OBSERVATIONS AND ANALYSIS OF O(D-1) AND NH2 LINE-PROFILES FOR THE COMA OF COMET P/HALLEY

A set of high-resolution Fabry-Perot measurements of the coma of comet P/Halley was acquired in the [O I] 6300 Angstrom and NH2 6298.62 Angstrom emission lines. These high-resolution measurements provide the first optical observations capable of studying directly the photochemical kinetics and dynamic outflow of the coma. The observations were analyzed by a Monte Carlo Particle Trajectory Model. The agreement of the model and observed line profiles was excellent and verified the underlying dynamics, exothermic photodissociative chemistry, and collisional thermalization in the coma.
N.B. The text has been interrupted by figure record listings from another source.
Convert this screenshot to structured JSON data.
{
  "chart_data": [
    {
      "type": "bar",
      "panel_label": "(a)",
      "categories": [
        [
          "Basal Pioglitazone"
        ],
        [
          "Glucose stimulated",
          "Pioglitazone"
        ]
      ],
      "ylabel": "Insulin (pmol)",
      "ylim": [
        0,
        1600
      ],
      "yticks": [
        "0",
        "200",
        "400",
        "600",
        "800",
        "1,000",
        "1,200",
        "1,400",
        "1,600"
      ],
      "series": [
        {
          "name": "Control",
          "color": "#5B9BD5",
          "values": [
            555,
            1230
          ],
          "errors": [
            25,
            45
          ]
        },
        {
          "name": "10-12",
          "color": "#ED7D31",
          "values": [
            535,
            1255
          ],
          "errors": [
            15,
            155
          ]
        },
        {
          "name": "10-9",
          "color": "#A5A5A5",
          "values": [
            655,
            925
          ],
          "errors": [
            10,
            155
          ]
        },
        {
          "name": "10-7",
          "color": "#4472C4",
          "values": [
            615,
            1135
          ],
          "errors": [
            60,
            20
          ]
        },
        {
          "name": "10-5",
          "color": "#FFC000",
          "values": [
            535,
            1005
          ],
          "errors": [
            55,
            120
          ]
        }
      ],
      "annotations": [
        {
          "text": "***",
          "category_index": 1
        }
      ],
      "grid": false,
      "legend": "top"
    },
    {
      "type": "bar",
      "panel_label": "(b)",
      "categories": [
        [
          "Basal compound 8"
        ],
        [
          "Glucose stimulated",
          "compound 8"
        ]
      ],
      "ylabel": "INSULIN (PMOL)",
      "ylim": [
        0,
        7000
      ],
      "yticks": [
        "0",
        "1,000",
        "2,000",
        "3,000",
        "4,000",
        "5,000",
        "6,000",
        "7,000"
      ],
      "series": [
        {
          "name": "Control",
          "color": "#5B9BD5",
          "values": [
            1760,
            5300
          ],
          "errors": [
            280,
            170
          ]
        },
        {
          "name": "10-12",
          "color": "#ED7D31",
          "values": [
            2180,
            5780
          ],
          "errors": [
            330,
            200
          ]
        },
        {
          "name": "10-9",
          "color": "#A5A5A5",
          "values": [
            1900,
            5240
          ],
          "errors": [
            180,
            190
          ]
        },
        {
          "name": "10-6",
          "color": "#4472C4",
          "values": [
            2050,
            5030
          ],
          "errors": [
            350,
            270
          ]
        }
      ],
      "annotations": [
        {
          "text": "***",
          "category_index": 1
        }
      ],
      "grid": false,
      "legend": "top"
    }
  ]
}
The somewhat wider intrinsic line profile width for the O(D-1) emission in 1986 January compared to 1986 May is, for example, produced by the larger outflow speeds and gas temperatures nearer perihelion in January. The January O(D-1) profile, which is wider than the January NH2 profile, is indicative of the photochemical kinetics in the dissociation of the parent molecules H2O and OH in the coma. The absolute calibration of the observations in 1986 January allowed the production rates for H2O and the NH2-parent molecules to be determined. The average daily water production rates derived from the O(D-1) emission data for January 16 and 17 are (2.90+/-0.13) x 10(30) molecules s(-1) and (2.68 +/- 0.38) x 10(30) molecules s(-1), respectively. These very large water production rates are consistent with the extrapolated (and 7.6 day time variable) water production rates determined from the analysis of lower spectral resolution observations for O(D-1) and Ha emissions (Smyth et al. 1993) that covered the time period up to January 13. The large production rates on January 16 and 17 establish that the maximum water production rate for comet Halley occurred pre-perihelion in January. Implications drawn from comparison with 18 cm radio emission data in January suggest that the peak water production rate was even larger and might have been as large as similar to 3.6 x 10(30) molecules s(-1) near January 23. The average production rate for NH, determined from the NH2 emission data for January 17 was (1.48 +/- 0.10) x 10(28) molecules s(-1), yielding an NH3/H2O production rate ratio of 0.55%. This ratio is consistent with the range of earlier derived values. The corrected g-value noted in the NH2 analysis brings most NH2 production rates in line with NH production rates and also makes them consistent with the production of both species from NH3.